Nel negare la confiscabilità dei beni appartenenti a soggetti diversi dall'autore del reato tributario, il sommo collegio ribadisce che la confisca per equivalente (e dunque il sequestro preventivo volto a garantirne l'esperibilità) possa essere eseguita nei confronti delle persone giuridiche nei soli casi previsti dall'art. 19 del D. Lgs. n. 231/2001 e dall'art. 3 della L. n. 146/2006. In ogni caso in cui il reato commesso non rientri tra i reati presupposto di responsabilità amministrativa degli enti e non abbia rilevanza transnazionale, seppure lo stesso abbia prodotto profitto esclusivamente per la persona giuridica nel cui interesse è stato commesso, alla luce delle disposizioni normative vigenti, sarà soltanto il patrimonio dell'autore a poter essere aggredito.
Fin qui nulla di sconvolgente. Le Sezioni Unite dirimono il contrasto, motivando ampiamente la posizione adottata e dando chiare indicazioni sull’interpretazione da seguire. Tuttavia, nelle righe che seguono può leggersi tutta la frustrazione del giudice chiamato a pronunciarsi su una lacuna legislativa completamente illogica. Infatti, ad avviso delle Sezioni Unite, "la situazione normativa delineata presenta evidenti profili di irrazionalità".
Ciò in quanto il mancato inserimento dei reati tributari nell'elenco del D. Lgs. 231/2001 e la conseguente impossibilità di recuperare presso gli enti collettivi le somme dagli stessi dovute e non versate nelle casse dello Stato, "rischia di vanificare le esigenze di tutela delle entrate tributarie" che avevano motivato l'estensione dell'ambito applicativo della confisca per equivalente ai reati fiscali. Non v'è dubbio, infatti, che nella maggior parte dei casi il patrimonio della società si presenti assai più florido di quello del suo legale rappresentante che, con un po' di accortezza, avrà contenuto il rischio di aggressione dei propri beni conferendoli in fondi patrimoniali o vincolandoli in alto modo. Ma non solo.
La Suprema Corte sottolinea altresì come sia la stessa disciplina della responsabilità amministrativa degli enti nel suo complesso, a fare le spese della mancata previsione dei reati tributari nell'ambito applicativo del D. Lgs. 231/2001. Tale norma, infatti, è stata introdotta al fine di penalizzare le imprese condotte “illegalmente” che traessero vantaggio dalle condotte illecite dei propri soggetti apicali e dei propri dipendenti, a discapito dei concorrenti rispettosi delle norme e del principio di legalità. Esattamente come accade nel caso di omesso versamento da parte del legale rappresentante dell’IVA dovuta dalla società rappresentata.

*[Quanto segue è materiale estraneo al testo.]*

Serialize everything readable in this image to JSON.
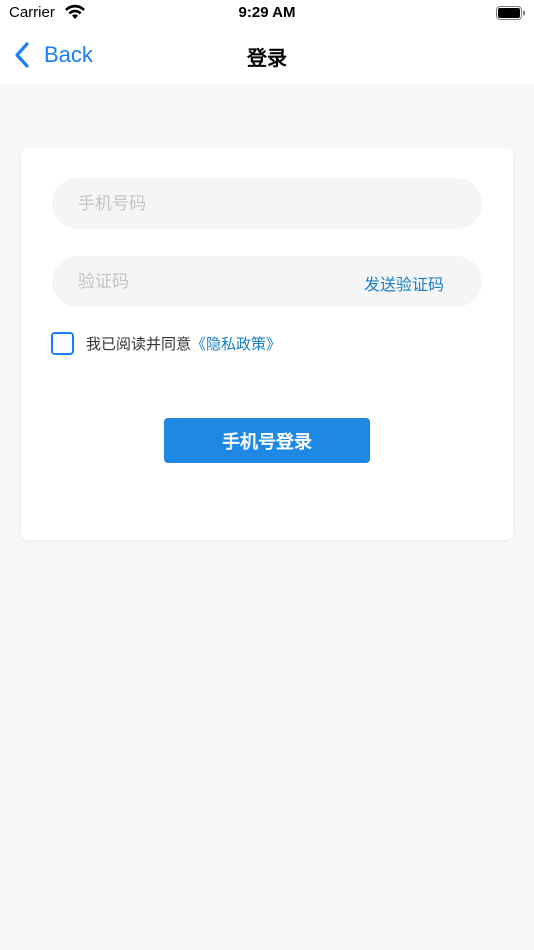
{
  "status_bar": {
    "carrier": "Carrier",
    "time": "9:29 AM",
    "icons": [
      "wifi-icon",
      "battery-icon"
    ]
  },
  "nav": {
    "back_label": "Back",
    "title": "登录",
    "back_icon": "chevron-left-icon"
  },
  "form": {
    "phone_placeholder": "手机号码",
    "phone_value": "",
    "code_placeholder": "验证码",
    "code_value": "",
    "send_code_label": "发送验证码",
    "agree_text": "我已阅读并同意",
    "policy_link": "《隐私政策》",
    "agree_checked": false,
    "login_button": "手机号登录"
  },
  "colors": {
    "accent": "#1a7ff2",
    "button": "#1e88e5",
    "background": "#f7f7f7",
    "field_bg": "#f5f5f5"
  }
}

La pronuncia in esame lascia chiaramente intendere che le Sezioni Unite solleverebbero una questione di legittimità costituzionale, se solo non fosse pacificamente esclusa a norma dell'art. 25, comma 2, Cost. la possibilità per la Consulta di adottare una "pronuncia additiva che comporti effetti costitutivi o peggiorativi di responsabilità penale, trattandosi di interventi riservati in via esclusiva alla discrezionalità del legislatore".
Al sommo collegio non resta dunque altro da fare che sottolineare l'irrazionalità del sistema creatosi ed "auspicare un intervento del legislatore, volto ad inserire i reati tributari fra quelli per i quali è configurabile responsabilità amministrativa dell'ente ai sensi del D. Lgs. 8 giugno 2001, n. 231".
La netta posizione assunta dalle Sezioni Unite non può che essere condivisa, così come l’appello al Legislatore affinché provveda finalmente ad estendere l’applicabilità della disciplina in materia di responsabilità amministrativa degli enti anche ai reati tributari. Solo in tal modo potrebbe infatti garantirsi il recupero delle somme dovute all’erario e mai versate dalle società coinvolte.
Inoltre, solo in tal modo potranno cessare i raffazzonati tentativi di sanzionare le imprese per i reati tributari contestandone la commissione da parte di un’associazione a delinquere interna all’ente e potranno trovare una maggior tutela tutti quegli enti collettivi che, per giocare secondo le regole, scelgono ogni giorno di adottare i modelli di organizzazione, gestione e controllo e malgrado ciò si trovano vulnerabili davanti alle ricostruzioni dell’autorità giudiziaria.
Non resta dunque che attendere fiduciosi l’intervento del Legislatore, augurandosi che lo stesso intervenga tempestivamente.